There are models for buildings, monuments, sculptures, mono prints, paintings, drawings and films, so you get a great idea of the wide scope of Gabo’s work. I loved the film of La Chatte ballet using dancers with circular and square frames wielded wittily. Gabo constructed work with new materials, aiming to work with space and kinetic possibilities.
The walls have been painted subtle green and dark turquoise and make an interesting change from the white austerity which has become routine for modernist galleries.

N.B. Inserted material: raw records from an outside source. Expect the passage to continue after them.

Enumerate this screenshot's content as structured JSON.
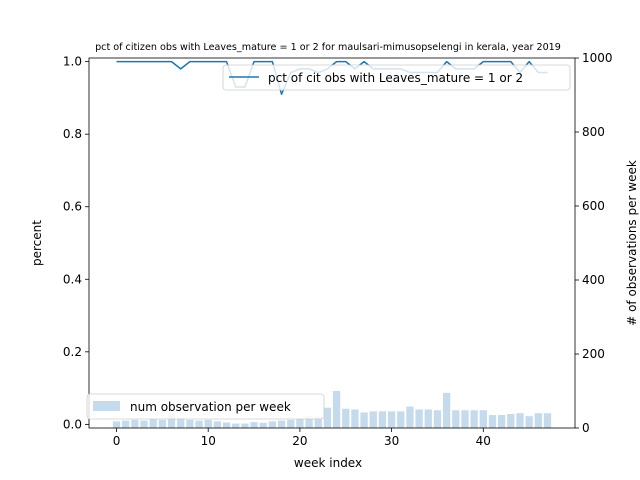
{
  "chart_data": {
    "type": "bar+line",
    "title": "pct of citizen obs with Leaves_mature = 1 or 2 for maulsari-mimusopselengi in kerala, year 2019",
    "xlabel": "week index",
    "ylabel_left": "percent",
    "ylabel_right": "# of observations per week",
    "xlim": [
      -3,
      50
    ],
    "ylim_left": [
      -0.01,
      1.01
    ],
    "ylim_right": [
      0,
      1000
    ],
    "x_ticks": [
      0,
      10,
      20,
      30,
      40
    ],
    "y_left_ticks": [
      "0.0",
      "0.2",
      "0.4",
      "0.6",
      "0.8",
      "1.0"
    ],
    "y_right_ticks": [
      0,
      200,
      400,
      600,
      800,
      1000
    ],
    "grid": false,
    "legend_line_position": "upper-right",
    "legend_bar_position": "lower-left",
    "line_color": "#1f77b4",
    "bar_color": "#c5dbec",
    "series": [
      {
        "name": "pct of cit obs with Leaves_mature = 1 or 2",
        "type": "line",
        "axis": "left",
        "x": [
          0,
          1,
          2,
          3,
          4,
          5,
          6,
          7,
          8,
          9,
          10,
          11,
          12,
          13,
          14,
          15,
          16,
          17,
          18,
          19,
          20,
          21,
          22,
          23,
          24,
          25,
          26,
          27,
          28,
          29,
          30,
          31,
          32,
          33,
          34,
          35,
          36,
          37,
          38,
          39,
          40,
          41,
          42,
          43,
          44,
          45,
          46,
          47
        ],
        "values": [
          1.0,
          1.0,
          1.0,
          1.0,
          1.0,
          1.0,
          1.0,
          0.98,
          1.0,
          1.0,
          1.0,
          1.0,
          1.0,
          0.93,
          0.93,
          1.0,
          1.0,
          1.0,
          0.91,
          0.97,
          0.98,
          0.98,
          0.97,
          0.98,
          1.0,
          1.0,
          0.98,
          1.0,
          0.98,
          0.98,
          0.98,
          0.98,
          0.97,
          0.97,
          0.97,
          0.97,
          1.0,
          0.98,
          0.98,
          0.98,
          1.0,
          1.0,
          1.0,
          1.0,
          0.97,
          1.0,
          0.97,
          0.97
        ]
      },
      {
        "name": "num observation per week",
        "type": "bar",
        "axis": "right",
        "x": [
          0,
          1,
          2,
          3,
          4,
          5,
          6,
          7,
          8,
          9,
          10,
          11,
          12,
          13,
          14,
          15,
          16,
          17,
          18,
          19,
          20,
          21,
          22,
          23,
          24,
          25,
          26,
          27,
          28,
          29,
          30,
          31,
          32,
          33,
          34,
          35,
          36,
          37,
          38,
          39,
          40,
          41,
          42,
          43,
          44,
          45,
          46,
          47
        ],
        "values": [
          18,
          20,
          22,
          20,
          25,
          22,
          40,
          28,
          22,
          20,
          22,
          18,
          15,
          12,
          12,
          16,
          14,
          18,
          20,
          22,
          25,
          32,
          30,
          55,
          100,
          52,
          50,
          42,
          45,
          45,
          45,
          45,
          58,
          50,
          50,
          48,
          95,
          48,
          48,
          48,
          48,
          35,
          35,
          38,
          40,
          32,
          40,
          40
        ]
      }
    ]
  }
}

Gabo left Russia again. From my internet research, which I recommend as there are so many images of Gabo’s works available including film of him speaking, I find that he did not fit in with Tatlin and El Lissitsky’s views and was not admitted to the Central Soviet of Artists which would have guaranteed him paid work. Gabo chose to leave and was not to be allowed back until 1962. The tide was already turning from the early revolutionary embrace of pure abstraction and Gabo left for Germany. Later, as Anti-Semitism grew, he moved on to Paris and London, and arrived in St Ives where he stayed for seven years.
Here Gabo influenced Barbara Hepworth, but felt she stole his ideas, becoming a valued member of the in crowd. He left for America in 1946, where he found fame and fortune.
Gabo was the son of a wealthy industrialist who owned metal works, and the father’s money enabled Naum to travel and pursue art. He said he was converted to the revolution at the age of 15 on seeing Cossack brutality in putting down the early protests in Russia. He had been expelled from primary school for writing subversive poetry about the headmaster. He had not been admitted to St Petersberg Art School and remained self taught.
Nowadays it’s difficult to think of any artist rising to prominence without the required education and a string of official awards and residences – as evidenced by the other artist featured at Tate St Ives at the moment – Emily Speed.
So, ironically, the revolutionary Gabo who left Russia, perhaps because his dedication to his art outweighed his political fervour, succeeded because of his capitalist father’s funding and made his own residences, moving from country to country. His influence on international art and design was considerable.
I would have liked some context about the Russian artists with whom Gabo parted company, but these one-person shows are devoted to the idea of one genius, so comparisons with these and with Hepworth are left to the visitor to make for themselves.